Filistin’de ibadethanelere saldırma davranışı Müslümanların değil, Yahudilerin tercih ettiği bir yöntemdir. 25 Şubat 1994’te El-Halil’deki Harem-i İbrahim’e sabah namazı esnasında Yahudi doktor Baruch Goldstein’ın otomatik tüfekle onlarca Müslümanı şehit etmesinden tutun Kıble Mescidi’ne dönük saldırılara kadar tüm ibadethanelerdeki şiddet olayları işgalciler tarafından yapıldı. Bugün Kıble Mescidi’ne gittiğinizde tavandaki patlayan camların aynen durduğunu, kırılan kapıların yara bere izlerinin fark edilebileceğini göreceksiniz. Mescid-i Aksâ Külliyesi, hemen her gün işgalciler tarafından taciz edilmektedir. Filistin’de sadece Müslümanlar değil Hıristiyanlar da Yahudi şiddetinden dolayı mağdurlardır. Perşembe günü (2 Şubat 2023) Kudüs'ün Eski Şehir bölgesinde Hristiyanlık için kutsal Çile Yolu'nun (Via Dolorasa) ikinci durağında bulunan, Hazreti İsa'nın cezalandırıldığına inanılan Kırbaçlama Kilisesi’ne fanatik bir Yahudi çekiçle heykellere saldırırken yakalanmadı mı?
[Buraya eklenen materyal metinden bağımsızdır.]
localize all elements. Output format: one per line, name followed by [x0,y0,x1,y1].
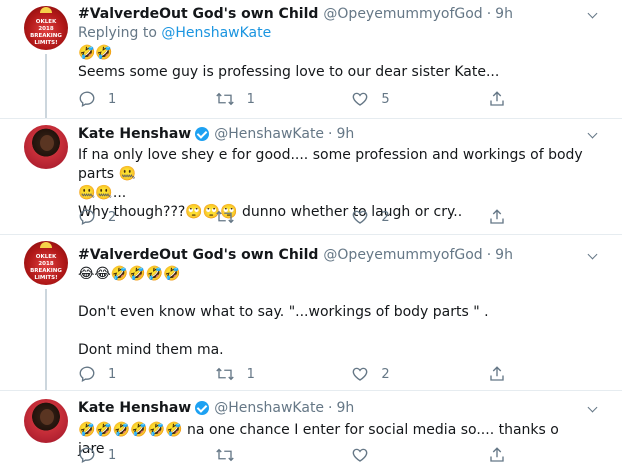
avatar-logo-ring [40,7,52,13]
verified-badge-icon [195,127,210,141]
tweet-header: Kate Henshaw @HenshawKate · 9h [78,400,354,416]
retweet-button[interactable]: 1 [215,365,325,383]
separator-dot: · [328,400,333,416]
tweet-actions: 1 1 5 [78,90,508,108]
timestamp[interactable]: 9h [337,400,355,416]
share-button[interactable] [488,446,508,464]
avatar-logo-ring [40,242,52,248]
avatar-badge: OKLEK 2018 BREAKING LIMITS! [30,254,62,281]
avatar[interactable] [24,399,68,443]
reply-button[interactable]: 2 [78,208,188,226]
tweet-actions: 1 [78,446,508,464]
like-button[interactable]: 5 [351,90,461,108]
heart-icon [351,208,369,226]
retweet-count: 1 [246,91,255,107]
chevron-down-icon[interactable] [586,250,600,264]
reply-button[interactable]: 1 [78,446,188,464]
separator-dot: · [328,126,333,142]
timestamp[interactable]: 9h [337,126,355,142]
retweet-icon [215,208,235,226]
reply-icon [78,446,96,464]
share-button[interactable] [488,90,508,108]
like-count: 5 [381,91,390,107]
retweet-button[interactable] [215,208,325,226]
like-button[interactable] [351,446,461,464]
like-count: 2 [381,209,390,225]
heart-icon [351,365,369,383]
tweet-header: #ValverdeOut God's own Child @Opeyemummy… [78,247,513,263]
replying-to: Replying to @HenshawKate [78,25,271,41]
reply-icon [78,90,96,108]
tweet-1[interactable]: OKLEK 2018 BREAKING LIMITS! #ValverdeOut… [0,0,622,118]
retweet-icon [215,365,235,383]
display-name[interactable]: Kate Henshaw [78,400,191,416]
reply-count: 2 [108,209,117,225]
heart-icon [351,90,369,108]
tweet-text: 😂😂🤣🤣🤣🤣 Don't even know what to say. "...… [78,266,489,358]
reply-icon [78,365,96,383]
retweet-button[interactable] [215,446,325,464]
user-handle[interactable]: @HenshawKate [214,126,324,142]
avatar-face [40,135,54,151]
thread-line [45,54,47,118]
chevron-down-icon[interactable] [586,129,600,143]
tweet-actions: 1 1 2 [78,365,508,383]
reply-thread: OKLEK 2018 BREAKING LIMITS! #ValverdeOut… [0,0,622,467]
like-button[interactable]: 2 [351,208,461,226]
avatar[interactable]: OKLEK 2018 BREAKING LIMITS! [24,241,68,285]
user-handle[interactable]: @HenshawKate [214,400,324,416]
share-icon [488,446,506,464]
timestamp[interactable]: 9h [495,6,513,22]
retweet-button[interactable]: 1 [215,90,325,108]
separator-dot: · [486,6,492,22]
reply-button[interactable]: 1 [78,365,188,383]
reply-count: 1 [108,91,117,107]
display-name[interactable]: #ValverdeOut God's own Child [78,6,318,22]
reply-count: 1 [108,366,117,382]
tweet-4[interactable]: Kate Henshaw @HenshawKate · 9h 🤣🤣🤣🤣🤣🤣 na… [0,391,622,467]
replying-to-link[interactable]: @HenshawKate [161,25,271,41]
chevron-down-icon[interactable] [586,9,600,23]
reply-button[interactable]: 1 [78,90,188,108]
avatar[interactable] [24,125,68,169]
timestamp[interactable]: 9h [495,247,513,263]
tweet-header: Kate Henshaw @HenshawKate · 9h [78,126,354,142]
retweet-icon [215,90,235,108]
verified-badge-icon [195,401,210,415]
retweet-icon [215,446,235,464]
display-name[interactable]: #ValverdeOut God's own Child [78,247,318,263]
tweet-2[interactable]: Kate Henshaw @HenshawKate · 9h If na onl… [0,119,622,234]
tweet-3[interactable]: OKLEK 2018 BREAKING LIMITS! #ValverdeOut… [0,235,622,390]
tweet-header: #ValverdeOut God's own Child @Opeyemummy… [78,6,513,22]
thread-line [45,289,47,390]
tweet-actions: 2 2 [78,208,508,226]
user-handle[interactable]: @OpeyemummyofGod [323,6,482,22]
like-button[interactable]: 2 [351,365,461,383]
replying-prefix: Replying to [78,25,162,41]
share-icon [488,90,506,108]
reply-icon [78,208,96,226]
reply-count: 1 [108,447,117,463]
avatar[interactable]: OKLEK 2018 BREAKING LIMITS! [24,6,68,50]
heart-icon [351,446,369,464]
share-icon [488,208,506,226]
avatar-face [40,409,54,425]
chevron-down-icon[interactable] [586,403,600,417]
share-button[interactable] [488,208,508,226]
retweet-count: 1 [246,366,255,382]
share-icon [488,365,506,383]
tweet-text: 🤣🤣 Seems some guy is professing love to … [78,45,500,80]
user-handle[interactable]: @OpeyemummyofGod [323,247,482,263]
separator-dot: · [486,247,492,263]
avatar-badge: OKLEK 2018 BREAKING LIMITS! [30,19,62,46]
share-button[interactable] [488,365,508,383]
like-count: 2 [381,366,390,382]
display-name[interactable]: Kate Henshaw [78,126,191,142]
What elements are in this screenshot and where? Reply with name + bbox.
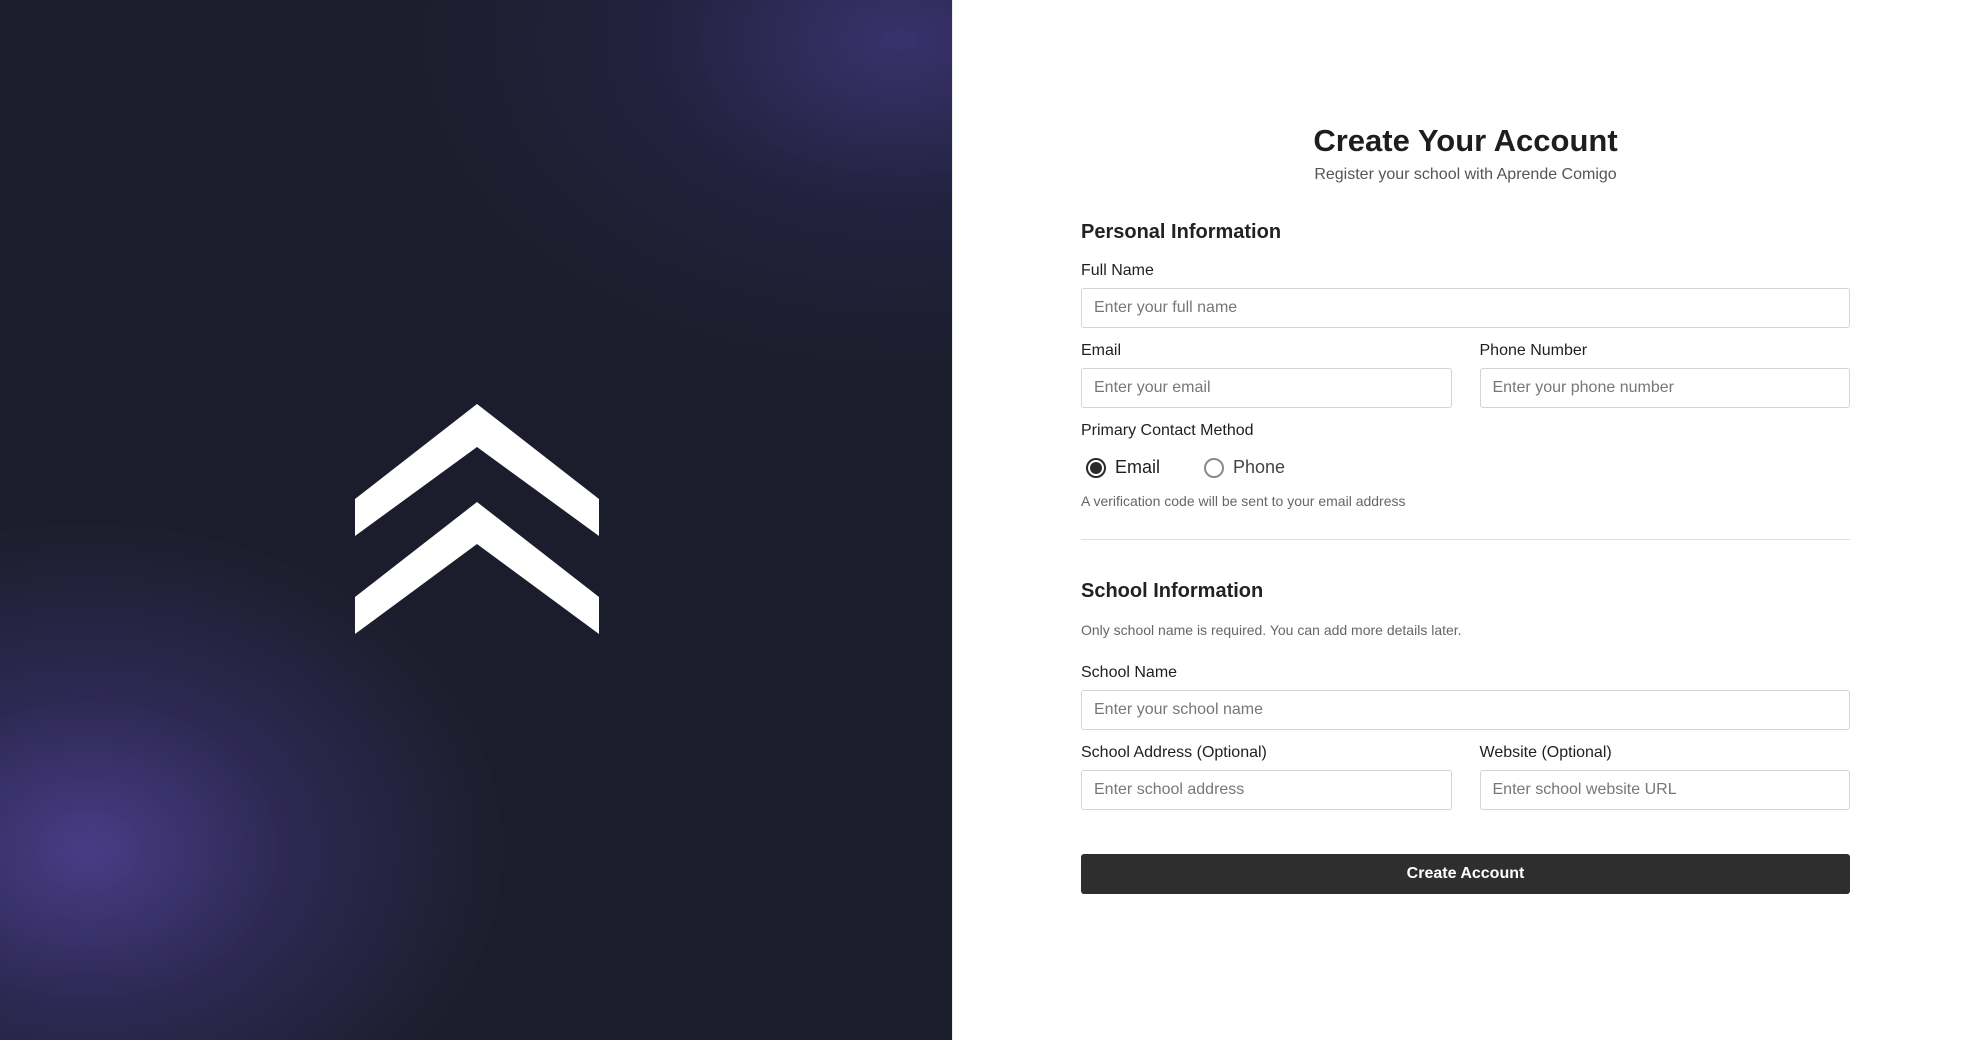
contact-method-field: Primary Contact Method Email Phone A ver… [1081,421,1850,510]
double-chevron-up-icon [355,404,599,634]
school-details-row: School Address (Optional) Website (Optio… [1081,743,1850,810]
page-subtitle: Register your school with Aprende Comigo [1314,166,1617,183]
phone-input[interactable] [1479,368,1850,408]
radio-selected-icon[interactable] [1086,457,1106,478]
radio-unselected-icon[interactable] [1204,457,1225,478]
email-field: Email [1081,341,1452,408]
school-name-label: School Name [1081,664,1178,681]
email-label: Email [1081,342,1122,359]
full-name-label: Full Name [1081,262,1154,279]
contact-row: Email Phone Number [1081,341,1850,408]
contact-method-radio-group: Email Phone [1081,457,1850,478]
contact-method-phone-option[interactable]: Phone [1204,457,1285,478]
school-website-label: Website (Optional) [1479,744,1612,761]
verification-hint: A verification code will be sent to your… [1081,493,1406,509]
page-title: Create Your Account [1313,123,1618,158]
contact-method-phone-label: Phone [1233,457,1286,477]
section-divider [1081,539,1850,540]
school-address-label: School Address (Optional) [1081,744,1267,761]
brand-panel [0,0,952,1040]
school-name-field: School Name [1081,663,1850,730]
form-panel: Create Your Account Register your school… [952,0,1977,1040]
school-info-note: Only school name is required. You can ad… [1081,622,1462,638]
school-name-input[interactable] [1081,690,1850,730]
contact-method-label: Primary Contact Method [1081,422,1254,439]
phone-label: Phone Number [1479,342,1588,359]
phone-field: Phone Number [1479,341,1850,408]
school-website-input[interactable] [1479,770,1850,810]
school-address-input[interactable] [1081,770,1452,810]
contact-method-email-option[interactable]: Email [1086,457,1160,478]
create-account-button[interactable]: Create Account [1081,854,1850,894]
school-website-field: Website (Optional) [1479,743,1850,810]
signup-form: Create Your Account Register your school… [1081,118,1850,894]
email-input[interactable] [1081,368,1452,408]
full-name-input[interactable] [1081,288,1850,328]
school-info-heading: School Information [1081,580,1264,602]
personal-info-heading: Personal Information [1081,221,1282,243]
contact-method-email-label: Email [1115,457,1161,477]
full-name-field: Full Name [1081,261,1850,328]
school-address-field: School Address (Optional) [1081,743,1452,810]
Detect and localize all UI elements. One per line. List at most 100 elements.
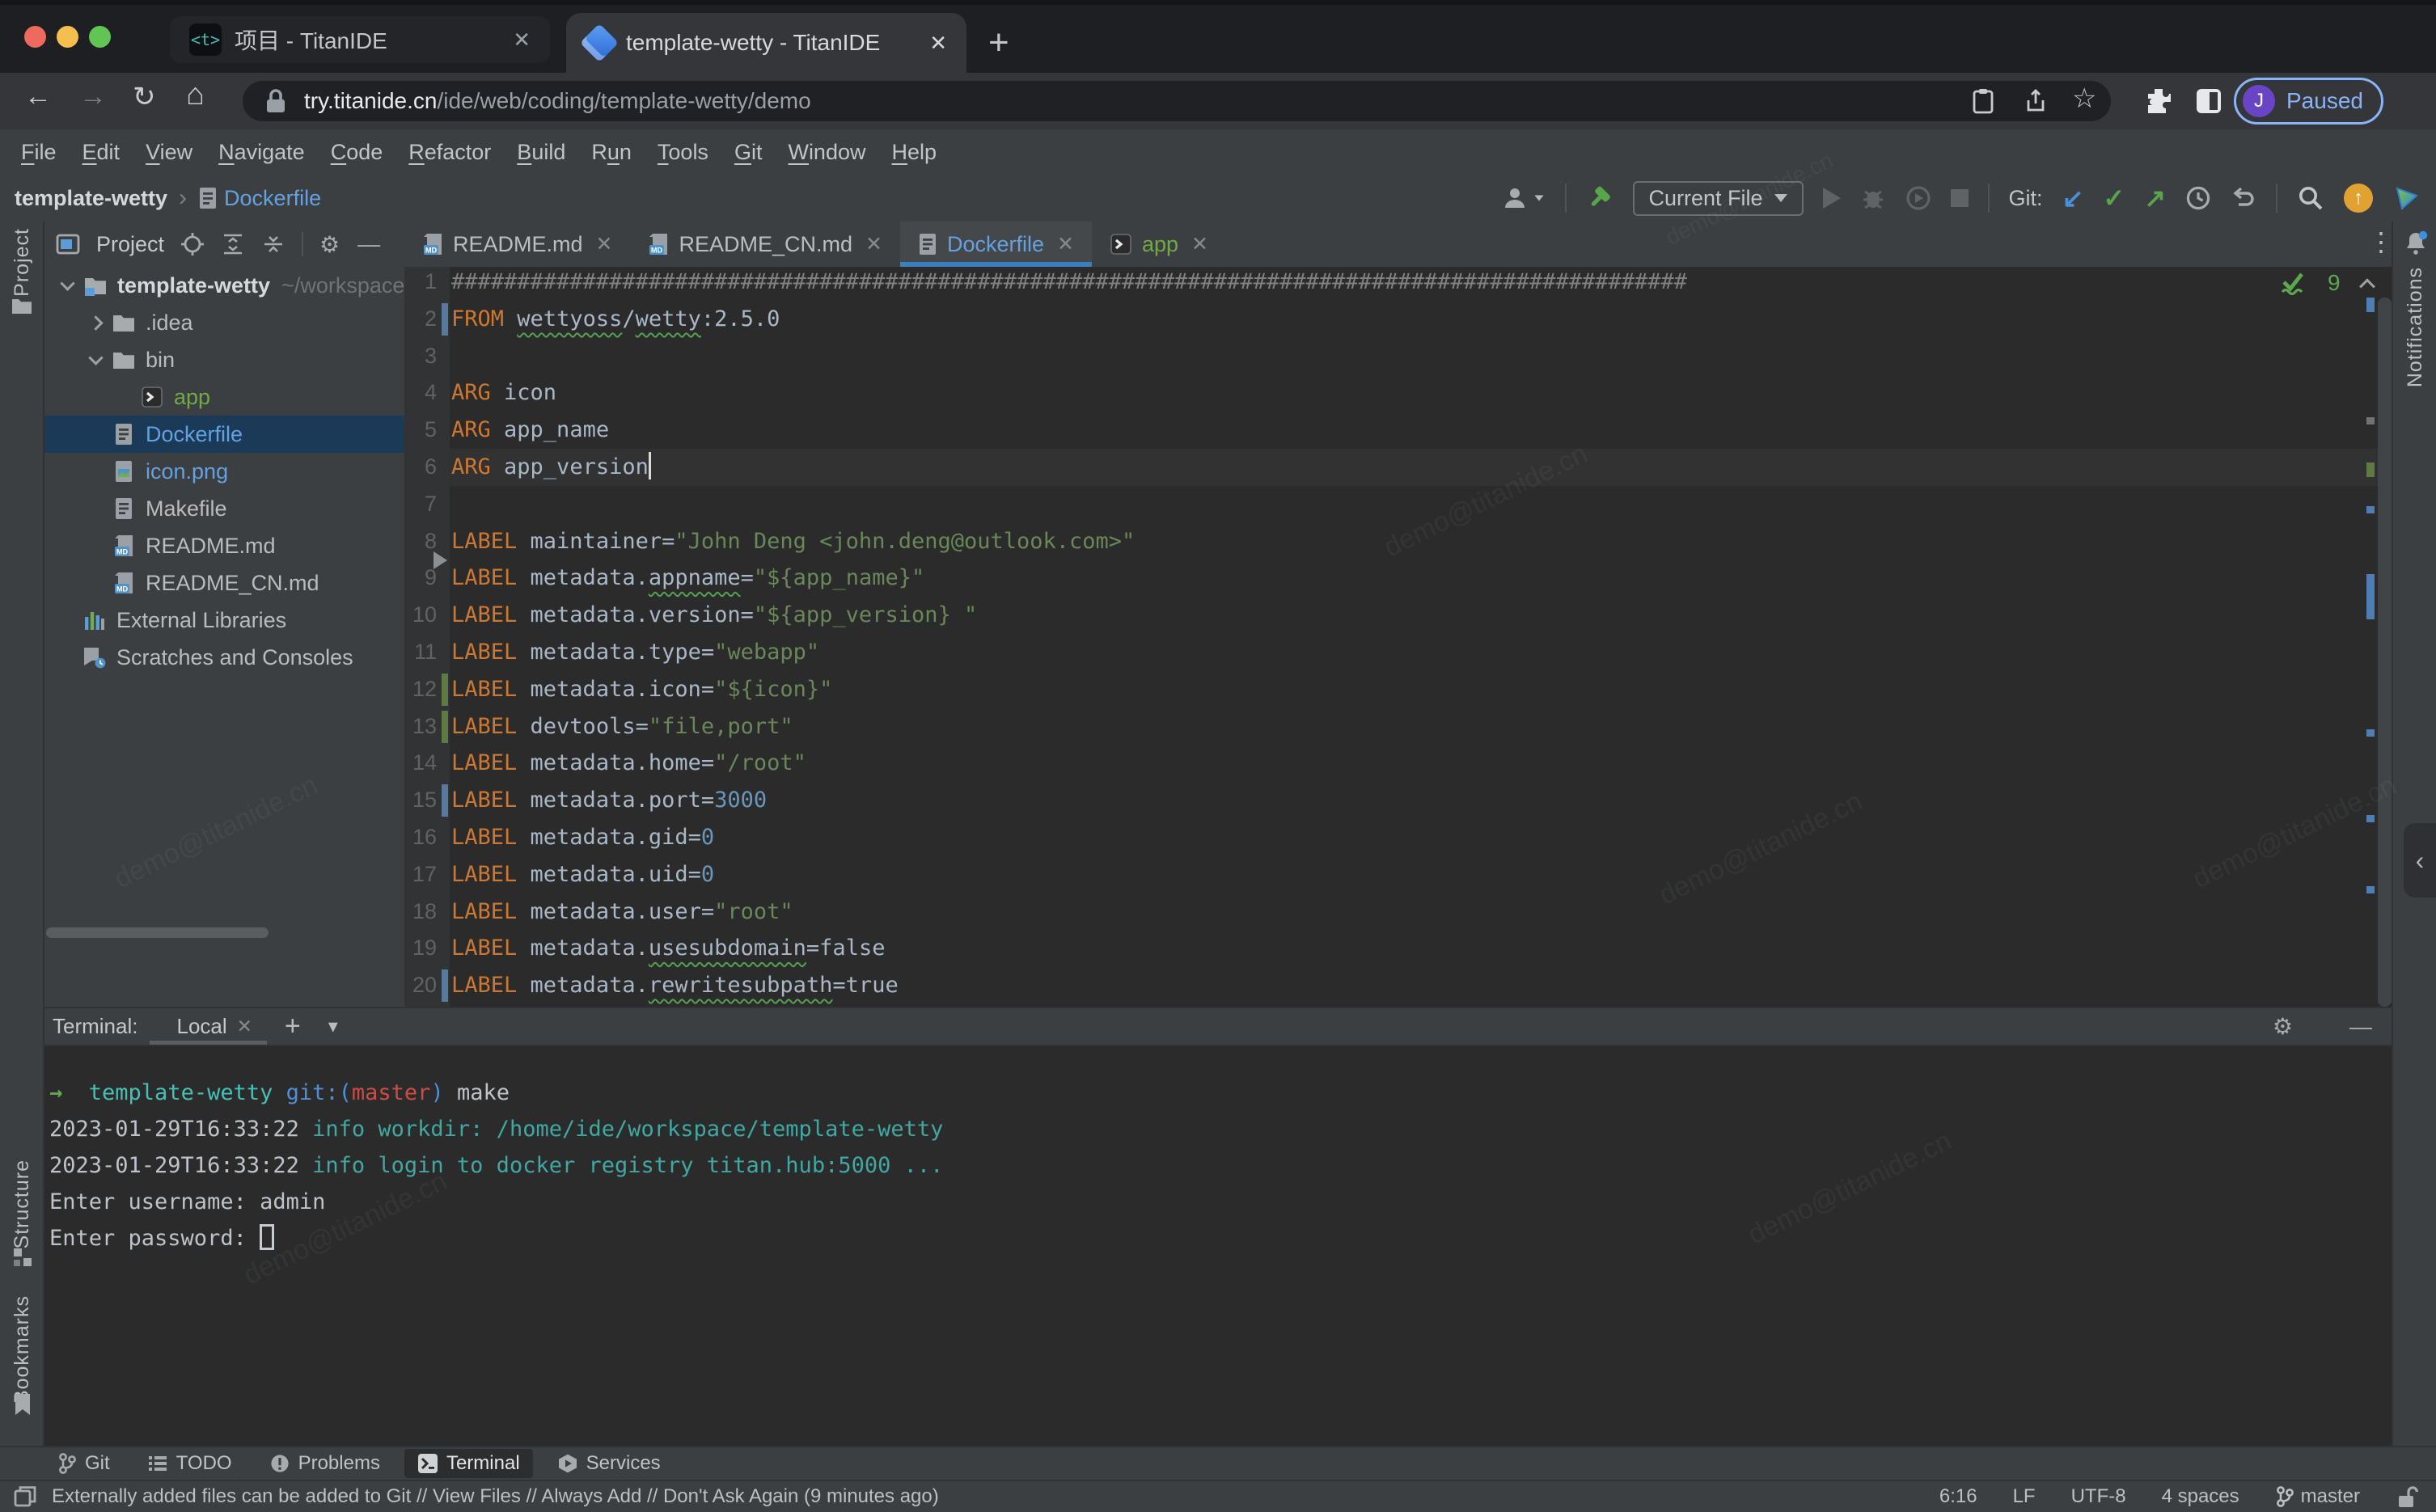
run-coverage-icon[interactable] [1905, 185, 1931, 211]
home-icon[interactable]: ⌂ [186, 78, 205, 112]
tree-item-readme-cn-md[interactable]: MDREADME_CN.md [44, 564, 404, 602]
browser-tab-project[interactable]: <t> 项目 - TitanIDE ✕ [170, 16, 550, 63]
menu-help[interactable]: Help [878, 140, 949, 165]
run-configuration-select[interactable]: Current File [1633, 181, 1804, 216]
minimize-window-button[interactable] [57, 26, 78, 48]
error-stripe-mark[interactable] [2366, 729, 2375, 737]
expand-all-icon[interactable] [221, 232, 245, 256]
code-editor[interactable]: 123456789101112131415161718192021 ######… [404, 267, 2392, 1007]
menu-window[interactable]: Window [775, 140, 878, 165]
address-bar[interactable]: try.titanide.cn/ide/web/coding/template-… [243, 81, 2111, 121]
close-tab-icon[interactable]: ✕ [929, 31, 947, 56]
tool-button-terminal[interactable]: Terminal [404, 1449, 533, 1478]
close-tab-icon[interactable]: ✕ [1191, 232, 1208, 256]
minimize-terminal-icon[interactable]: — [2349, 1014, 2372, 1040]
menu-code[interactable]: Code [318, 140, 396, 165]
close-tab-icon[interactable]: ✕ [513, 27, 531, 53]
editor-tab-app[interactable]: app✕ [1092, 222, 1226, 267]
editor-tabs-kebab-icon[interactable]: ⋮ [2368, 226, 2394, 257]
chevron-right-icon[interactable] [88, 315, 103, 330]
git-commit-icon[interactable]: ✓ [2103, 183, 2125, 213]
editor-scrollbar[interactable] [2378, 298, 2392, 1007]
error-stripe-mark[interactable] [2366, 462, 2375, 477]
unlock-icon[interactable] [2396, 1485, 2418, 1509]
close-tab-icon[interactable]: ✕ [865, 232, 882, 256]
terminal-tab-local[interactable]: Local [176, 1014, 226, 1039]
debug-bug-icon[interactable] [1860, 185, 1886, 211]
menu-build[interactable]: Build [504, 140, 578, 165]
error-stripe-mark[interactable] [2366, 886, 2375, 893]
tool-tab-bookmarks[interactable]: Bookmarks [11, 1295, 34, 1404]
clipboard-icon[interactable] [1969, 87, 1997, 115]
breadcrumb-project[interactable]: template-wetty [15, 186, 167, 211]
tool-button-todo[interactable]: TODO [134, 1449, 245, 1478]
tree-item-readme-md[interactable]: MDREADME.md [44, 527, 404, 564]
encoding[interactable]: UTF-8 [2071, 1485, 2126, 1508]
stop-icon[interactable] [1951, 189, 1969, 207]
search-everywhere-icon[interactable] [2297, 184, 2324, 212]
titanide-logo-icon[interactable] [2392, 184, 2421, 213]
hide-panel-icon[interactable]: — [357, 231, 380, 257]
close-tab-icon[interactable]: ✕ [596, 232, 613, 256]
tool-button-services[interactable]: Services [544, 1449, 674, 1478]
status-message[interactable]: Externally added files can be added to G… [52, 1485, 939, 1508]
error-stripe-mark[interactable] [2366, 815, 2375, 822]
gutter-run-triangle-icon[interactable] [433, 551, 447, 569]
tool-button-problems[interactable]: Problems [256, 1449, 393, 1478]
chevron-down-icon[interactable] [88, 350, 103, 365]
panel-settings-gear-icon[interactable]: ⚙ [319, 231, 340, 258]
tree-item--idea[interactable]: .idea [44, 304, 404, 341]
menu-tools[interactable]: Tools [645, 140, 721, 165]
collapse-panel-expander[interactable]: ‹ [2404, 823, 2436, 897]
git-update-icon[interactable]: ↙ [2062, 183, 2084, 213]
maximize-window-button[interactable] [89, 26, 111, 48]
tree-item-icon-png[interactable]: icon.png [44, 453, 404, 490]
chevron-down-icon[interactable] [60, 276, 74, 290]
tree-item-scratches-and-consoles[interactable]: Scratches and Consoles [44, 639, 404, 676]
new-terminal-session-icon[interactable]: + [285, 1011, 301, 1042]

İşgalci İsrail’in bir devlet projesi olarak el-Aksâ Külliyesi’nin altını durmaksızın oyması, tüneller kazıp ibadethaneler oluşturması bir devlet politikası değil midir? İşgal rejimi el-Aksâ’yı yıkıp yerine Süleyman Mabedi yapmak istediğini beyan etmiyor mu? İşgal altındaki topraklarda açılan Yahudi mağazalarında el-Aksâ yerine Süleyman Mabedi’nin olduğu resimler satılmıyor mu? Bugün Filistin’de ibadethaneleri alenen hedef alan işgalcinin, Filistinlileri sinagoga saldırıyor gibi göstererek kendini aklamaya çalıştığı da rahatlıkla söylenebilir. Ne yazık ki Dış İşleri Bakanlığı’mız da bu tufaya düşmüş ve 27 Ocak’ta talihsiz bir açıklama yapmıştır. Defalarca yalan ve manipülatif haberler servis eden, kendilerinin vurduğu Şirin Ebu Akile’yi bile Filistinlilere mal etmeye çalışan işgalci İsrail’in açıklamalarını referans alıp Filistinlileri incitecek açıklama yapan Dış İşleri bürokratlarının savunmalarının alınması gerekmekte olup; yaşanan iletişim hatalarının ders kitaplarına konu olması gerekir.